Evaluation Parameters#

  • --eval-stage: Evaluation stage, options are all, infer, review

    • all: Complete evaluation, including inference and evaluation.

    • infer: Only perform inference, without evaluation.

    • review: Only perform data evaluation, without inference.

  • --eval-type: Evaluation type, options are checkpoint, custom, service; defaults to checkpoint.

  • --eval-backend: Evaluation backend, options are Native, OpenCompass, VLMEvalKit, RAGEval, ThirdParty, defaults to Native.

    • OpenCompass is used for evaluating large language models.

    • VLMEvalKit is used for evaluating multimodal models.

    • RAGEval is used for evaluating RAG processes, embedding models, re-ranking models, CLIP models.

      See also

      Other evaluation backends User Guide

    • ThirdParty is used for other special task evaluations, such as ToolBench, LongBench.

  • --eval-config: This parameter needs to be passed when using a non-Native evaluation backend.

Other Parameters#

  • --work-dir: Output path for model evaluation, default is ./outputs/{timestamp}.
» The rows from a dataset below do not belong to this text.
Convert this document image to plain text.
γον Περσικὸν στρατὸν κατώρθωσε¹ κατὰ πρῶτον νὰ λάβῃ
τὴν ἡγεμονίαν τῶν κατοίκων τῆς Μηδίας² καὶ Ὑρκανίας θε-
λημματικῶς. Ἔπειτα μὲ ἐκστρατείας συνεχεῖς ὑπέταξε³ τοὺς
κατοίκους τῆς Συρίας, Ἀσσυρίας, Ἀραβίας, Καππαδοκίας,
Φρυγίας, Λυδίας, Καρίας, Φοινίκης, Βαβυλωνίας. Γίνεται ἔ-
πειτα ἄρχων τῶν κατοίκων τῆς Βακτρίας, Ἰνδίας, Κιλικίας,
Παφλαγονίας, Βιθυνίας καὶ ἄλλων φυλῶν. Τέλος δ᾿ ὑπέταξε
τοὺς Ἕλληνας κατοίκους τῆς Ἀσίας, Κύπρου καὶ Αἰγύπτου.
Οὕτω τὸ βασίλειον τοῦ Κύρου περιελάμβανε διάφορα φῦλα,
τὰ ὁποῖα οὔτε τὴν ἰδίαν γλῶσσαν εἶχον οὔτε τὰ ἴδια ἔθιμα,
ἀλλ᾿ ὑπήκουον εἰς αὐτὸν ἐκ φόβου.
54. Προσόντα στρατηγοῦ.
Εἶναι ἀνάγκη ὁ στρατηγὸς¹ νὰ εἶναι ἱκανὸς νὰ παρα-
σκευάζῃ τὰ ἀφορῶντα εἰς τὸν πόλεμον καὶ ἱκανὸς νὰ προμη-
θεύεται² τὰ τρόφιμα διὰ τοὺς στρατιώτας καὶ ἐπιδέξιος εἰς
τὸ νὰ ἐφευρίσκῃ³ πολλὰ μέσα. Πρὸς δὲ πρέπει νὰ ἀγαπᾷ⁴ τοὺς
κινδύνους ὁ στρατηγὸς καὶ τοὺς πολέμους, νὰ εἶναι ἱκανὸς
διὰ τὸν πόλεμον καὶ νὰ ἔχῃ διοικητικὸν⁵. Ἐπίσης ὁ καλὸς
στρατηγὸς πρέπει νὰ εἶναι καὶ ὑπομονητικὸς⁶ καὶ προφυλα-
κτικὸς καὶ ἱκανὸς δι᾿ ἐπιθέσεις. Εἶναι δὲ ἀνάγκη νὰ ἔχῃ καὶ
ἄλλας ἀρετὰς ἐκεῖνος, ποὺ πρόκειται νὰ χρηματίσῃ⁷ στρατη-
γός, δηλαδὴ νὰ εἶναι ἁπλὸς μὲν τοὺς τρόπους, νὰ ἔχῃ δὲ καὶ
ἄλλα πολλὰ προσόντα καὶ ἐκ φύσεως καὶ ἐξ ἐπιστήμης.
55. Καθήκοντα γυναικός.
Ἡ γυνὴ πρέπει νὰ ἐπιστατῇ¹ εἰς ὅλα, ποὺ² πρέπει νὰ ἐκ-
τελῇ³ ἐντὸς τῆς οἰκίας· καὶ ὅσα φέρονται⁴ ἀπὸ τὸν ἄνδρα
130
  • --use-cache: Use local cache path, default is None; if a path is specified, such as outputs/20241210_194434, it will reuse the model inference results from that path. If inference is not completed, it will continue inference and then proceed to evaluation.

  • --seed: Random seed, default is 42.

  • --debug: Whether to enable debug mode, default is false.

  • --dry-run: Pre-check parameters without performing inference, only prints parameters, default is false.